Over the years I have worked with many people sincerely committed to turning around the climate crisis.  I ask you to continue everything you are doing, as I will continue doing everything I have been doing.  But we need to do more.  We need to match our words and deeds to the scale of the crisis.  I invite you to join me and engage in nonviolent civil resistance, to put your bodies on the line to say enough is enough.  It is time to end the fossil fuel age as quickly as is humanely possible.

As I looked from my position at the base of the tripod, I saw a sign that identified the place as Delta Junction, so named because it is on the Snohomish River delta.  I thought about the nuanced meaning of the word.  In scientific terms, the delta is the change marked by the divergence of two lines, signified by the fourth letter in the Greek alphabet. In a literal sense, our tripod was a delta shape rising from the flat surface of the rail yard to the sky above.  It was a fitting place and form to call for a delta, for a change from everything represented by those oil trains - A fossil fuel economy driven by concerns for the bottom line and nothing else expanding in the face of an overheated and disrupted climate.

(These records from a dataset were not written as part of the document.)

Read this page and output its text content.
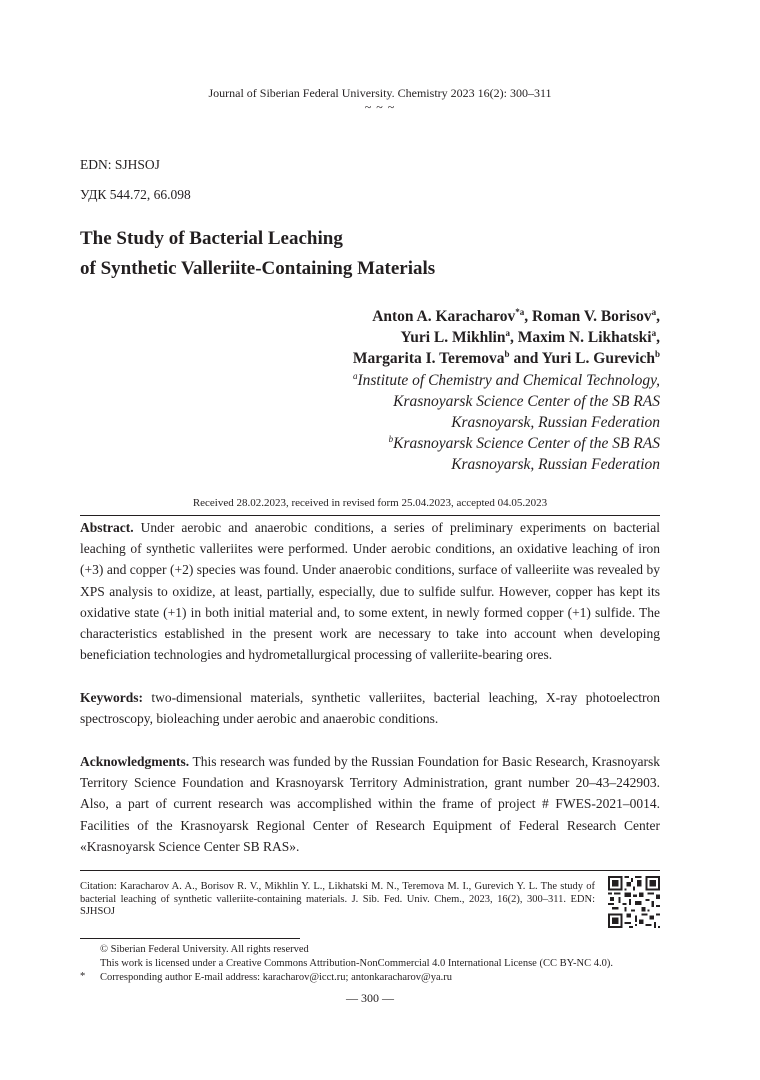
Journal of Siberian Federal University. Chemistry 2023 16(2): 300–311
~ ~ ~
EDN: SJHSOJ
УДК 544.72, 66.098
The Study of Bacterial Leaching
of Synthetic Valleriite-Containing Materials
Anton A. Karacharov$^{*a}$, Roman V. Borisov$^a$,
Yuri L. Mikhlin$^a$, Maxim N. Likhatski$^a$,
Margarita I. Teremova$^b$ and Yuri L. Gurevich$^b$
$^a$Institute of Chemistry and Chemical Technology,
Krasnoyarsk Science Center of the SB RAS
Krasnoyarsk, Russian Federation
$^b$Krasnoyarsk Science Center of the SB RAS
Krasnoyarsk, Russian Federation
Received 28.02.2023, received in revised form 25.04.2023, accepted 04.05.2023
Abstract. Under aerobic and anaerobic conditions, a series of preliminary experiments on bacterial leaching of synthetic valleriites were performed. Under aerobic conditions, an oxidative leaching of iron (+3) and copper (+2) species was found. Under anaerobic conditions, surface of valleeriite was revealed by XPS analysis to oxidize, at least, partially, especially, due to sulfide sulfur. However, copper has kept its oxidative state (+1) in both initial material and, to some extent, in newly formed copper (+1) sulfide. The characteristics established in the present work are necessary to take into account when developing beneficiation technologies and hydrometallurgical processing of valleriite-bearing ores.
Keywords: two-dimensional materials, synthetic valleriites, bacterial leaching, X-ray photoelectron spectroscopy, bioleaching under aerobic and anaerobic conditions.
Acknowledgments. This research was funded by the Russian Foundation for Basic Research, Krasnoyarsk Territory Science Foundation and Krasnoyarsk Territory Administration, grant number 20–43–242903. Also, a part of current research was accomplished within the frame of project # FWES-2021–0014. Facilities of the Krasnoyarsk Regional Center of Research Equipment of Federal Research Center «Krasnoyarsk Science Center SB RAS».
Citation: Karacharov A. A., Borisov R. V., Mikhlin Y. L., Likhatski M. N., Teremova M. I., Gurevich Y. L. The study of bacterial leaching of synthetic valleriite-containing materials. J. Sib. Fed. Univ. Chem., 2023, 16(2), 300–311. EDN: SJHSOJ
© Siberian Federal University. All rights reserved
This work is licensed under a Creative Commons Attribution-NonCommercial 4.0 International License (CC BY-NC 4.0).
* Corresponding author E-mail address: karacharov@icct.ru; antonkaracharov@ya.ru
— 300 —
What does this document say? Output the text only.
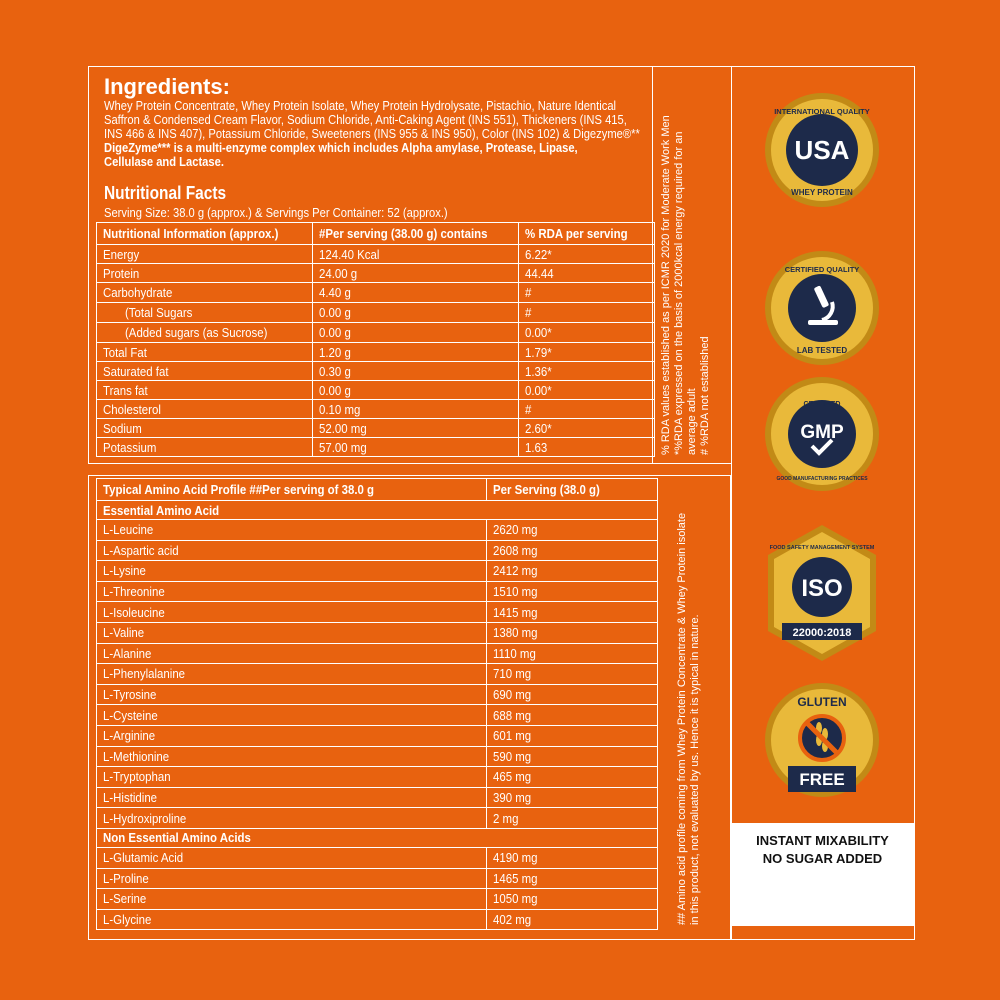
Ingredients:
Whey Protein Concentrate, Whey Protein Isolate, Whey Protein Hydrolysate, Pistachio, Nature Identical
Saffron & Condensed Cream Flavor, Sodium Chloride, Anti-Caking Agent (INS 551), Thickeners (INS 415,
INS 466 & INS 407), Potassium Chloride, Sweeteners (INS 955 & INS 950), Color (INS 102) & Digezyme®**
DigeZyme*** is a multi-enzyme complex which includes Alpha amylase, Protease, Lipase,
Cellulase and Lactase.
Nutritional Facts
Serving Size: 38.0 g (approx.) & Servings Per Container: 52 (approx.)
Nutritional Information (approx.)	#Per serving (38.00 g) contains	% RDA per serving
Energy	124.40 Kcal	6.22*
Protein	24.00 g	44.44
Carbohydrate	4.40 g	#
(Total Sugars	0.00 g	#
(Added sugars (as Sucrose)	0.00 g	0.00*
Total Fat	1.20 g	1.79*
Saturated fat	0.30 g	1.36*
Trans fat	0.00 g	0.00*
Cholesterol	0.10 mg	#
Sodium	52.00 mg	2.60*
Potassium	57.00 mg	1.63	% RDA values established as per ICMR 2020 for Moderate Work Men *%RDA expressed on the basis of 2000kcal energy required for an average adult # %RDA not established
Typical Amino Acid Profile ##Per serving of 38.0 g	Per Serving (38.0 g)
Essential Amino Acid	
L-Leucine	2620 mg
L-Aspartic acid	2608 mg
L-Lysine	2412 mg
L-Threonine	1510 mg
L-Isoleucine	1415 mg
L-Valine	1380 mg
L-Alanine	1110 mg
L-Phenylalanine	710 mg
L-Tyrosine	690 mg
L-Cysteine	688 mg
L-Arginine	601 mg
L-Methionine	590 mg
L-Tryptophan	465 mg
L-Histidine	390 mg
L-Hydroxiproline	2 mg
Non Essential Amino Acids	
L-Glutamic Acid	4190 mg
L-Proline	1465 mg
L-Serine	1050 mg
L-Glycine	402 mg	## Amino acid profile coming from Whey Protein Concentrate & Whey Protein isolate in this product, not evaluated by us. Hence it is typical in nature.
INTERNATIONAL QUALITY
USA
WHEY PROTEIN
CERTIFIED QUALITY
LAB TESTED
CERTIFIED
GMP
GOOD MANUFACTURING PRACTICES
FOOD SAFETY MANAGEMENT SYSTEM
ISO
22000:2018
GLUTEN
FREE
INSTANT MIXABILITY
NO SUGAR ADDED
® Registered Trademark
UBDF22-AW-00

After eight hours at Delta Junction the five of us were extracted from the tripod.  The Everett Fire Department cut out the four at the base with the jaws of life, and bucketed out Abby, certainly the one of us who took the greatest physical risk.  We spent a night and day in the Snohomish County Jail (an educational experience in its own rite) and face several charges.  We are ready to accept the consequences, whatever they might be.  You can donate to our legal fund here.  

I had a special reason for taking action September 2. It was my last act as a father before my daughter reached full adulthood.  Her 18th birthday was September 3. When she reaches my age 43 years in the future, the world will be hotter, more storm tossed and troubled. Rising seas will be drowning coastal communities. We have already laid a heavy footprint on the world in which she and her generation must live. It is up to us of the parental generation to do our absolute best to leave the least climate disrupted world we can, to put our bodies on the line to give our kids a fighting chance to deal with what we have left them.

In 1967, speaking to the crisis of his time, Martin Luther King spoke words that could not be more relevant to our own:  “We are now faced with the fact that tomorrow is today. We are confronted with the fierce urgency of now. In this unfolding conundrum of life and history there is such a thing as being too late.”

It is not too late for us, but a day could come all too soon when it will be if we do not rise to the fierce urgency of our time.  We are called to act with everything that is in us, to put our bodies where are minds are, to take the future in our hands and do our best to save our children’s world.  The question has never been more on point: If not us, who, and if not now, when?